De vieux et prudents marins essayèrent de me dissuader de m’adresser à M. Waters pour la construction d’un canot de papier. À ce moment le Harvard Collège n’avait pas encore adopté cette nouveauté, et le Cornill n’avait pas non plus, de son côté, songé à battre les autres collèges aux régates de Saratoga, en se servant de bateaux de papier. L’année 1876, année du centenaire des États-Unis, menaçait de mettre fin à la discussion du problème qui avait coûté tant d’intéressants travaux à MM. Waters ; mais en cette même année la main d’un incendiaire prit une revanche en mettant le feu à la manufacture des canots de papier, à Troy. Le désastre était considérable ; cependant, quelques semaines plus tard, ces hommes opiniâtres pouvaient se vanter de nouvelles victoires remportées en une seule saison, par leurs canots, dans de nombreuses courses. Le droit de construire des bateaux de papier, au Canada et aux États-Unis, appartient exclusivement à MM. Waters, et ils sont jusqu’à présent les seuls constructeurs de canots de papier dans le monde.

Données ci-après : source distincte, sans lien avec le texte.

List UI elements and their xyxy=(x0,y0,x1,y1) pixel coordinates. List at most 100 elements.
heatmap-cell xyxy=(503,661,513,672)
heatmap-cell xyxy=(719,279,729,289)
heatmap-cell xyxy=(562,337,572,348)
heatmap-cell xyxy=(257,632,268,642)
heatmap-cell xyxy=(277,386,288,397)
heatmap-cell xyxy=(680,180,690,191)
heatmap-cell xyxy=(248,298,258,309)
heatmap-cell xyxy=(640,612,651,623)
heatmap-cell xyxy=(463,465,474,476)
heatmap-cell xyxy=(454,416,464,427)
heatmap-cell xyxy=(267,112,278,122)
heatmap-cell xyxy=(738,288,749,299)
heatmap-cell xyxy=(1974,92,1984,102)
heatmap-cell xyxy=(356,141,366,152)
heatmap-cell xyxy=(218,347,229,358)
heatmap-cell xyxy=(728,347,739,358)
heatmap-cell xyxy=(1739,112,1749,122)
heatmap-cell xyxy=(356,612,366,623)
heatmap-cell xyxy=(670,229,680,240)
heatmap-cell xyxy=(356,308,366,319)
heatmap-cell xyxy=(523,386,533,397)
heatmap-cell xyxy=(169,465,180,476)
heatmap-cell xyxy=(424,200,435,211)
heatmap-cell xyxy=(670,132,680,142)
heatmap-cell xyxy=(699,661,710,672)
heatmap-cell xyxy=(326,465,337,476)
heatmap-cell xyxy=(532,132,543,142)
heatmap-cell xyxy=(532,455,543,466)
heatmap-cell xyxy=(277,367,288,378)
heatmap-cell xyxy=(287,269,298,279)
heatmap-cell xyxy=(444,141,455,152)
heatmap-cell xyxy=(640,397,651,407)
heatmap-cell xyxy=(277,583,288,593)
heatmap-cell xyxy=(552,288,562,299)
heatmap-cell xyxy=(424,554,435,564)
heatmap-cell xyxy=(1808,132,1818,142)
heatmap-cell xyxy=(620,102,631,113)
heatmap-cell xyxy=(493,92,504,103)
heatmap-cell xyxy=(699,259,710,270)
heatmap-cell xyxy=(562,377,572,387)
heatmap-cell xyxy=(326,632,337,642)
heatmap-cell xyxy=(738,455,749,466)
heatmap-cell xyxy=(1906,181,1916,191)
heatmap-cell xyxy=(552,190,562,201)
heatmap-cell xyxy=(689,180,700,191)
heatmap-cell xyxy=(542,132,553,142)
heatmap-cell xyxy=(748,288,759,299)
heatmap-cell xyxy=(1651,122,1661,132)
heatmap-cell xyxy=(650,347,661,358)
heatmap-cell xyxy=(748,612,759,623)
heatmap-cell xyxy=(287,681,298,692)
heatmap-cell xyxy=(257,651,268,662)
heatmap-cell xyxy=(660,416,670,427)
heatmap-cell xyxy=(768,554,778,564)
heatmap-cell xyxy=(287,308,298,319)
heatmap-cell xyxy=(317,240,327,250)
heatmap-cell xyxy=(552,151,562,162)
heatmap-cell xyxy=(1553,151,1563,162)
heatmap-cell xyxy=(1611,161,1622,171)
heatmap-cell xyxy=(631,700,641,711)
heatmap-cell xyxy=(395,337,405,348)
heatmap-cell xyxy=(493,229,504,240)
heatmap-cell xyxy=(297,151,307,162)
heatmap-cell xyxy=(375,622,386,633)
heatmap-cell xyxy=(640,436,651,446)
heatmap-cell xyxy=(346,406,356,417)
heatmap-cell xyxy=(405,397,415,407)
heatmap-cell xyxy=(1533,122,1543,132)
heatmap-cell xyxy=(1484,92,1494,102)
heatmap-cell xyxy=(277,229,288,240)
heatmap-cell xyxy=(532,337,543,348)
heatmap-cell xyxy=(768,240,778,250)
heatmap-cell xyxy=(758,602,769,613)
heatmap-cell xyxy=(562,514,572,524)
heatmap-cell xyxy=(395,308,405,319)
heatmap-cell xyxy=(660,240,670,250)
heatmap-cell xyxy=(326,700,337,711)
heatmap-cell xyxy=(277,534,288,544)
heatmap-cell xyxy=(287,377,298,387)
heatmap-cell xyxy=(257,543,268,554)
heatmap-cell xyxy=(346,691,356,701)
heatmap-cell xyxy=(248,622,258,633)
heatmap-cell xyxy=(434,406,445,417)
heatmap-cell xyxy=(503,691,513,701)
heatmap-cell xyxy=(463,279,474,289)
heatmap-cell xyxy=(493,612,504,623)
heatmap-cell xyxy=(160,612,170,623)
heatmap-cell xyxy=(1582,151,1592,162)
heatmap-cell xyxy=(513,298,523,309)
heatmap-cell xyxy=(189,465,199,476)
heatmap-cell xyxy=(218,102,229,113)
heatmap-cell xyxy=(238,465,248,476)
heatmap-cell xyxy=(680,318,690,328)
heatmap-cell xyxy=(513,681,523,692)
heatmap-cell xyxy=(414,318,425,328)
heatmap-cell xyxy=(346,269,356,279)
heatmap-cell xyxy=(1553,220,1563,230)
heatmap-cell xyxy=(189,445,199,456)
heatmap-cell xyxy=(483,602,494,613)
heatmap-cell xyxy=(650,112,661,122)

Il n’y a pas bien longtemps que M. Mac Gregor, de Londres, construisit son petit canot en bois le Rob-Roy, sur lequel il s’embarqua pour aller visiter les fleuves de l’Europe. Son exemple a été suivi, et maintenant il n’est pas rare de voir des flottes de touristes qui circulent dans des embarcations presque microscopiques sur nos cours d’eau et à l’étranger. M. Baden-Powell, aussi d’origine anglaise, a perfectionné le modèle du canot le Nautilus, qui a beaucoup de tonture et qui, par conséquent, se comporte mieux que le Rob-Roy en mauvais temps. En 1874, le New-York Canoë Club avait adopté comme modèle le Nautilus. Il nous manque encore un type américain original pour nos fleuves ; il devrait se rapprocher plutôt des canots indiens que des modèles européens. Ces canots modernes sont réellement des kyahs, et pour leur construction nous sommes très-redevables à l’expérience des habitants du cercle polaire. Très-peu de ces canots appelés « Rob-Roy », et que l’on construit aux États-Unis, ressemblent au type original perfectionné par M. Mac Gregor, l’initiateur moderne du voyage en canot. Les dessins que l’on donne des canots anglais viennent de modèles importés et sont parfaits dans leur genre.


Le Nautilus.


Le Rob-Roy.

Le Kayak du Groenland, photographié à Disco.
  1. Bateaux-coquille.
  2. Bateau creusé dans un seul tronc d’arbre.